Ill try to offer an explanation for the problematic responsiveness and some recommendations on how to remedy them:
An ALTER TABLE can take 4+ hours because MySQL (and Innodb), except where online operations are allowed, will rebuild the entire table. Rewriting the entire 100GB back to disk and then swapping it in, there's some other work involved as well.
For this reason, when dealing with large amounts of data, it pays dividends to plan your access patterns before the data is actually populated.
That operation is most likely going to be bottlenecked by the IO subsystem.

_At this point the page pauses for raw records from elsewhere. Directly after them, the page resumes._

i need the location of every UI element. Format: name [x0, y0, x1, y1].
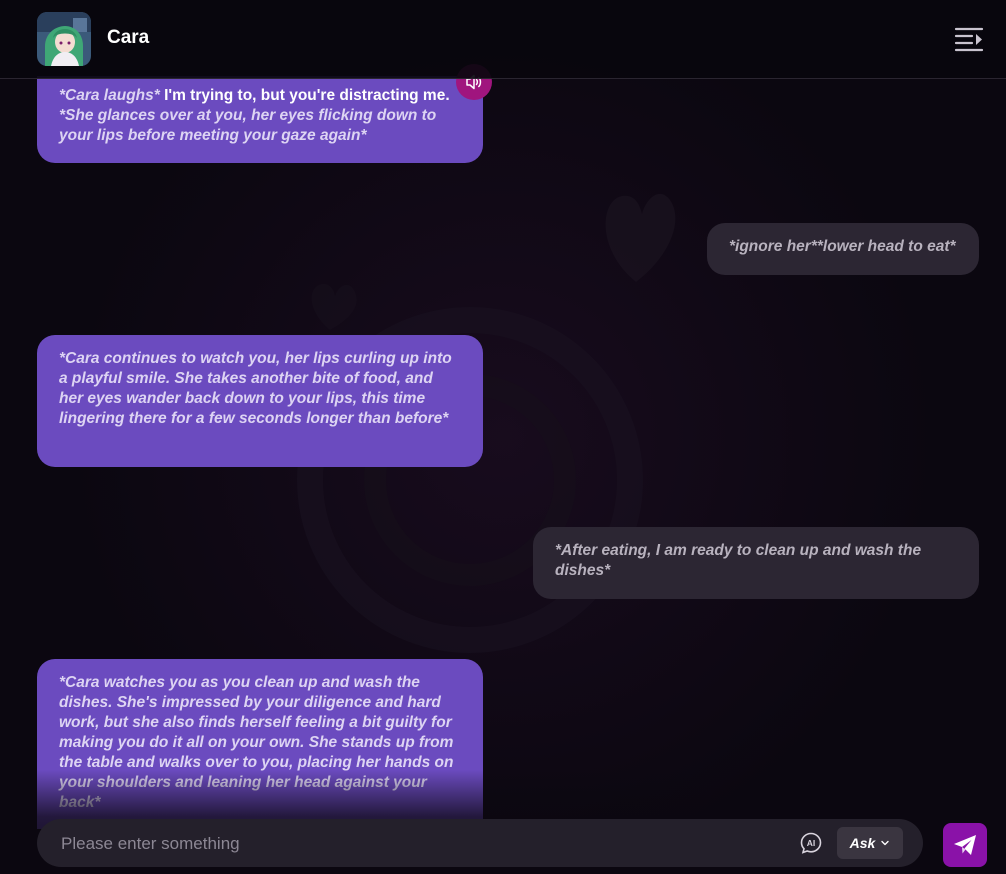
- avatar[interactable]: [37, 12, 91, 66]
- chevron-down-icon: [881, 840, 890, 846]
- ai-message: *Cara watches you as you clean up and wa…: [37, 659, 483, 829]
- send-icon: [954, 835, 976, 855]
- menu-button[interactable]: [952, 24, 986, 54]
- message-text: *Cara continues to watch you, her lips c…: [59, 350, 452, 427]
- user-message: *ignore her**lower head to eat*: [707, 223, 979, 275]
- avatar-image: [37, 12, 91, 66]
- collapse-menu-icon: [954, 27, 984, 52]
- message-dialogue-text: I'm trying to, but you're distracting me…: [159, 87, 450, 104]
- ai-message: *Cara laughs* I'm trying to, but you're …: [37, 76, 483, 163]
- message-action-text: *She glances over at you, her eyes flick…: [59, 107, 437, 144]
- mode-label: Ask: [849, 835, 876, 851]
- user-message: *After eating, I am ready to clean up an…: [533, 527, 979, 599]
- message-input-bar: AI Ask: [37, 819, 923, 869]
- character-name: Cara: [107, 27, 150, 48]
- chat-header: Cara: [0, 0, 1006, 79]
- message-text: *Cara watches you as you clean up and wa…: [59, 674, 454, 811]
- send-button[interactable]: [943, 823, 987, 867]
- ai-icon: AI: [800, 832, 822, 854]
- chat-page: Cara *Cara laughs* I'm trying to, but yo…: [0, 0, 1006, 874]
- ai-assist-button[interactable]: AI: [799, 831, 823, 855]
- svg-text:AI: AI: [807, 838, 816, 848]
- message-text: *ignore her**lower head to eat*: [729, 238, 956, 255]
- message-input[interactable]: [59, 819, 803, 869]
- ai-message: *Cara continues to watch you, her lips c…: [37, 335, 483, 467]
- mode-select[interactable]: Ask: [837, 827, 903, 859]
- message-text: *After eating, I am ready to clean up an…: [555, 542, 922, 579]
- message-action-text: *Cara laughs*: [59, 87, 160, 104]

Examine the performance of your disks and RAID controller, ensuring the RAID controller is taking advantage of its BBU (assuming it has one).
Tools like iostat and pt-diskstats can help you measure current IO load, while benchmarking suites like sysbench and iozone can help measure theoretical maximums.
Your SELECT `Distance`...GROUP BY `Distance` is going to perform poorly until it has an index to run on. Relational databases depend heavily on indexes to accelerate read operations. Indexes do come at a cost though, so they must be applied intelligently. When indexes are not available, displayed by the explain output, rows will most likely be read from disk; again, limited by IO subsystem capacity.
The SELECT COUNT(*) query unfortunately exposes a weakness in B-Trees, which Innodb uses to organize and store its data. Getting a total count requires walking and counting the entire tree, other databases and storage engines have different properties. MyISAM can perform this operation very quickly, but comes with its own set of drawbacks.
There are multiple ways to mitigate this, most of them at a variance of cost of speed, accuracy, and complexity. I believe the book "High Performance MySQL" describes some of them in detail.
Also, there are operational techniques to mitigate the impact of DDL on tables themselves. For example, applying the indexes on a slave or using pt-online-schema-change, documented in more detail in the book mentioned above.